Hallo,
ich möchte nun hier nicht unbedingt Suizide entschuldigen. Auch möchte ich nicht die Umstände darlegen, wodurch ein Mensch so weit kommt Selbstmord zu begehen. Es trifft junge Menschen, wie auch ältere.
Irgendwann ist er da, der Punkt, dem Leben ein Ende zu setzen. Es kommt mir oft so vor, als müsse dies so sein. Ist wohl dann der Weg dieses einen Menschens.
Habe in meiner Familie leider auch schon zwei Selbstmorde erlebt. Der erste war der Tod meines Großvaters. Damals war ich 12. Ich durfte es erst später erfahren. Für mich war es ein Trauma. So was braucht verarbeiten.
Der zweite Suizid war mein SV. Das ganze ist nun fast 2 Jahre her.
Was ich auch heute noch als sehr schlimm empfinde, das ist zum einen die Schuldzuweisung. Verwandte suchen immer die Schuld in der Familie zu finden. Wenngleich auch offensichtlich war, dass der Verstorbene zuvor schon unansprechbar war und die Familiensituation nicht gerade durch sein Verhalten vereinfacht hatte.
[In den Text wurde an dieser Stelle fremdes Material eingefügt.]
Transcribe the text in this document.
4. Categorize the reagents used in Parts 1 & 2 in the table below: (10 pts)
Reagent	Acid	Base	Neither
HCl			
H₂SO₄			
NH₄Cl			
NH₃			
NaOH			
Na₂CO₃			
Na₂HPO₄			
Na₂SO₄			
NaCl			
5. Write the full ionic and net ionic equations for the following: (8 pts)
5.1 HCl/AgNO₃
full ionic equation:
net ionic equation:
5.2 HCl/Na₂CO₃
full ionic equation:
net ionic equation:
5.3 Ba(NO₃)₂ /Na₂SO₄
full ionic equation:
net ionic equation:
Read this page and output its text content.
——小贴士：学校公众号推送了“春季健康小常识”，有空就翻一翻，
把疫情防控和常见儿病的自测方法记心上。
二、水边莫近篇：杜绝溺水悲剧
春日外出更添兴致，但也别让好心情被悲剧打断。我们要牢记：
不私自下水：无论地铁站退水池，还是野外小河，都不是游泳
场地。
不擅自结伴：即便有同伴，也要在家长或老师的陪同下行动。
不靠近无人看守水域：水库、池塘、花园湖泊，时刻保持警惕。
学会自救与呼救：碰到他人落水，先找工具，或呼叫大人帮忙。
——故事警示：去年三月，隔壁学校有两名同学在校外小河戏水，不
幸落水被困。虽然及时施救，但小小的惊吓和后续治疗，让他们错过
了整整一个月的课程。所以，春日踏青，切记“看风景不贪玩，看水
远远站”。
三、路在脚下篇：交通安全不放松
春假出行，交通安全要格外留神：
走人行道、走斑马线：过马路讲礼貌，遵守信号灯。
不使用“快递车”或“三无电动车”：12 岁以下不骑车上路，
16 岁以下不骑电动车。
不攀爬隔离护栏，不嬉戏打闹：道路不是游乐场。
Zum anderen hat man keinen Ansprechpartner. Bei uns war es so, dass wir alle draußen waren und mein großer Sohn seinen Opa gefunden hatte. Wir haben dann zusammen versucht zu reanimieren.
Danach kam das Übliche: Krankenwagen, Kripo. Unser Großer wurde bis 3 Uhr morgens verhört (um 21 Uhr ist es passiert).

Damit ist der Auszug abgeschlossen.